A mass planetary movement that expresses solidarity with all living beings is the only struggle worth having today, but for that to happen, we need planetary institutions that help create the arena for planetary politics. Planetary institutions need not precede mass planetary politics; chances are they will arise in parallel, but every institutional development will likely create space for new political developments. I would be surprised and saddened (though I won’t be alive to see it) if there weren’t some form of planetary politics with wide appeal by the end of this century.
Now is the time to turn the plausible into the probable to use Dunne and Raby’s framework for speculative design.
One process that straddles thinking and acting is ‘governance’ and ‘government.’ The diversity of human needs and the fear of anarchy makes the case for institutions of governance, even if they have a tendency towards tyranny and elite capture. The Nation State is, by far, the most important unit of governance today, but it’s not that old and in the post-War era, the nation state has learned to live with transnational institutions - such as the WTO - that constrain the state’s capacity to act as it pleases. Nevertheless, attempts to go beyond the nation state towards world government have been an abject failure. Is planetary governance plausible? It’s too soon to tell, but it’s clear to me that the nation state isn’t the organizational form for governing the planet.
What then?
Maybe we should let a benevolent AI run the earth while we stick to mismanaging human affairs. The idea has some appeal, but I have a feeling Rule by Robot is not going to be popular as long as humans are running the show. Our ASI overlords don’t need my counsel, so let’s let the robots wait in the wings. Essay two in the Planetary Governance series is on three books bursting with ideas about governance at the planetary scale:
Benjamin Bratton’s “The Stack“ - now out in a 10th Anniversary edition.
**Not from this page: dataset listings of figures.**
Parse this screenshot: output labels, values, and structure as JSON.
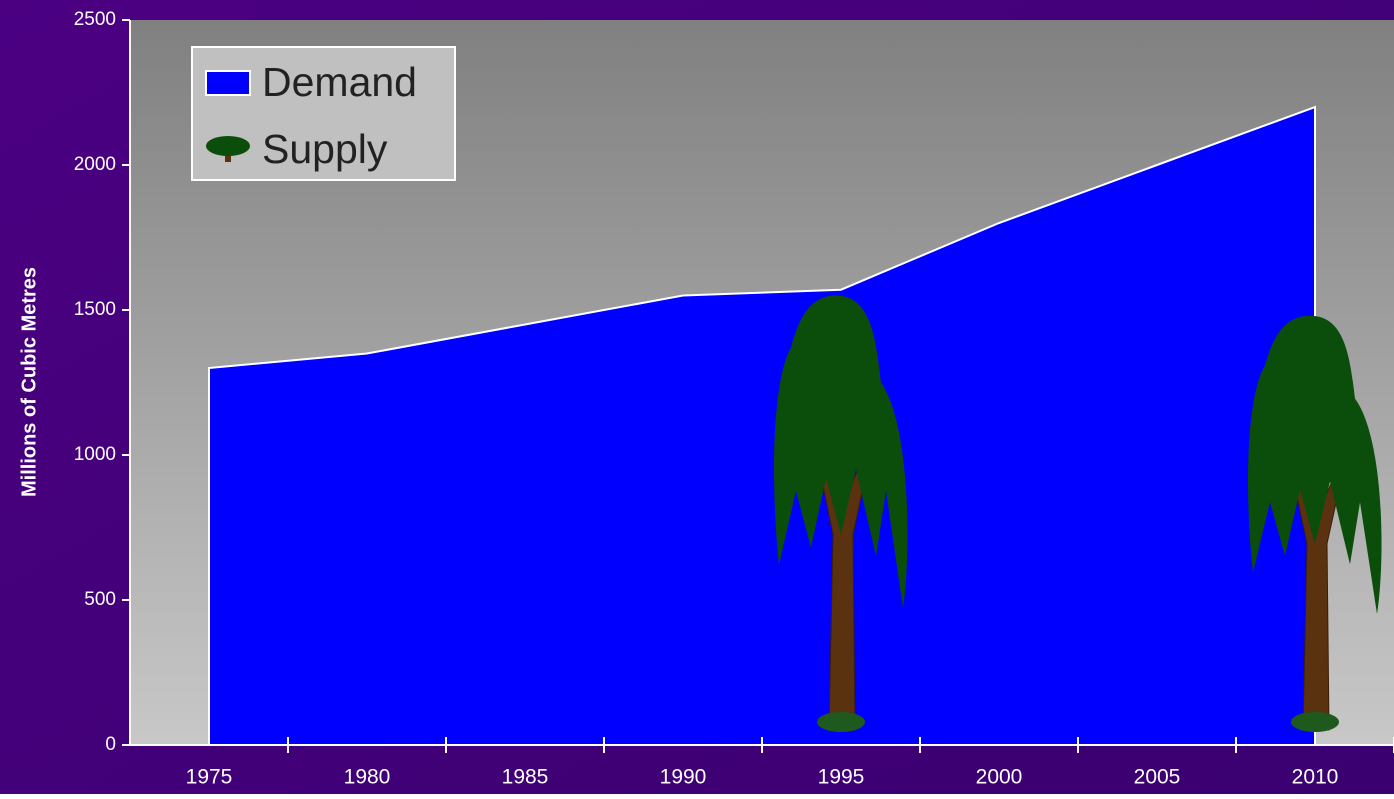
{
  "chart_data": {
    "type": "area",
    "y_label": "Millions of Cubic Metres",
    "x": [
      "1975",
      "1980",
      "1985",
      "1990",
      "1995",
      "2000",
      "2005",
      "2010"
    ],
    "series": [
      {
        "name": "Demand",
        "type": "area",
        "color": "#0000ff",
        "values": [
          1300,
          1350,
          1450,
          1550,
          1570,
          1800,
          2000,
          2200
        ]
      },
      {
        "name": "Supply",
        "type": "pictogram",
        "color": "#0b4d0b",
        "values": [
          null,
          null,
          null,
          null,
          1550,
          null,
          null,
          1480
        ]
      }
    ],
    "ylim": [
      0,
      2500
    ],
    "yticks": [
      0,
      500,
      1000,
      1500,
      2000,
      2500
    ],
    "legend": "top-left"
  }
}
Jonathan Blake and Nils Gilman’s “Children of a Modest Star.”
“The Planetary,” a volume edited by Gilman, with essays by Gilman, Blake and Bratton among others.
The three books have a common genealogy in the Berggruen Institute, the institution most committed to Planetarity of any I know. What I like most about conceptions of the Planet coming out of Berggruen:
The rejection of a sentimental, environmentalist framing of the condition of Planetarity, in a manner similar to Latour and his approach to Gaia.
The embrace of computation as the code through which we grasp the planet. As I hinted at in my essay on Metabology, computation is important for planetary governance because, unlike the law, it’s executable. A constitution can’t regulate a smokestack directly, but a protocol can.
When taken together, these two stances help us arrive at surprising conclusions, such as the emergence of AI isn’t a sideshow to the ongoing ecological and climate crises, but an essential component in the condition of Planetarity. At the risk of massive oversimplification, Blake and Gilman offer arguments for new planetary institutions with the power to regulate and enforce carbon emission reductions, and Bratton’s Stack offers us a new computational architecture/grammar for these institutions. The merger of the two points towards Cyborg institutions of the near future.
I will reflect on this merger and more in Essay Four, but I am getting ahead of myself; I want to let the readings speak before I offer my take.